Il racheta par des moyens habiles et des prix attractifs de nombreuses parcelles du massif. Puis, il ensemença le sol avec beaucoup de patience et d’intelligence pour le recouvrir d’une belle parure forestière qui, cent ans plus tard, sera labellisée par l’Unesco en réserve de biosphère. La consécration de son œuvre fut sans doute l’observatoire qui porte son nom et trône comme un drapeau au sommet de la montagne.
Cette obstination coûteuse aura raison de ses dernières ambitions. En effet, l’administration des Eaux et Forêts stoppa net les ambitions du génial forestier et il fut mis à la retraite à 63 ans ; son dossier administratif fut perdu.
Très affecté, Georges Fabre vécut encore quelques années avant de s’éteindre en 1911 de maladie et aussi de chagrin. Il ne devait plus jamais remonter au sommet de sa chère montagne. Mais cette tristesse fut largement compensée par l’estime et la reconnaissance que lui témoigneront les gens du pays.
À cet homme qui avait son assiette dans chaque ferme du coin, ils offriront avec leurs modestes économies une magnifique stèle qui sera apposée en bordure de la forêt domaniale, l’administration ayant refusé son inclusion dans le domaine forestier. Parmi ces gens, se trouvait son vieux complice Charles Flahault qui poursuivra l’œuvre du forestier jusqu’à sa mort, en 1935. ».
Cette stèle, une plaque d’ailleurs photographiée par Edmond Leenhardt sur un document est donc posée à l’entrée du chemin menant au Grand Hôtel Mont Aigoual, sur une propriété privée…

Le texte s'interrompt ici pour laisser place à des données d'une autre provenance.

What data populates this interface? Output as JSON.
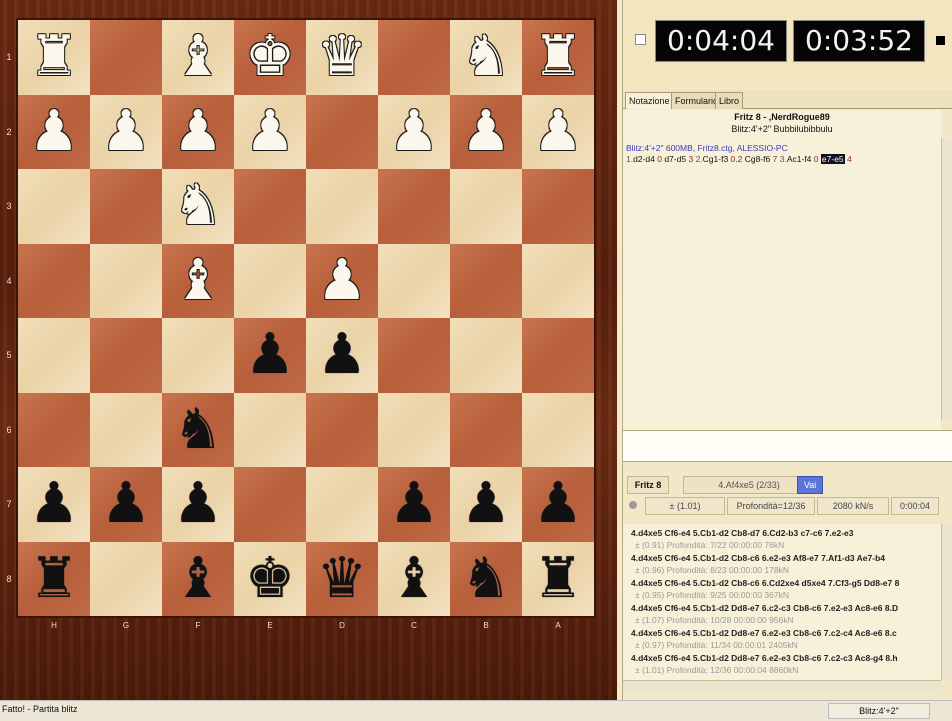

La suite de l’histoire du Grand Hôtel Mont Aigoual est plus confuse
Selon certaines versions il aurait été exploité jusqu’en 1914, et il aurait été détruit. C’est notamment la version donnée par le document du CAUE 34.
Pour d’autres la guerre aurait entrainé sa faillite. Mais nous avons trouvé un document qui parle de l’hébergement de réfugiés Belges en septembre 1915.
Le premier, c’est l’« original », celui sur lequel nous avons beaucoup de document, nous l’avons identifié sous le nom de Grand Hôtel Mont Aigoual avec 6 fenêtres : GHMA 6 fenêtres.
En réalité il y en a plus mais la longueur de la façade de l’hôtel présente de 6 fenêtres. Il correspond au plan figurant dans la présentation du projet de 1906.
Ensuite le second, celui que nous nommerons GHMA 10 fenêtres.
Le bâtiment a été presque doublé en longueur.
Il semble qu’il corresponde à des photos des années 1930/1937.
C’est peut-être ce bâtiment qui connut un tragique destin.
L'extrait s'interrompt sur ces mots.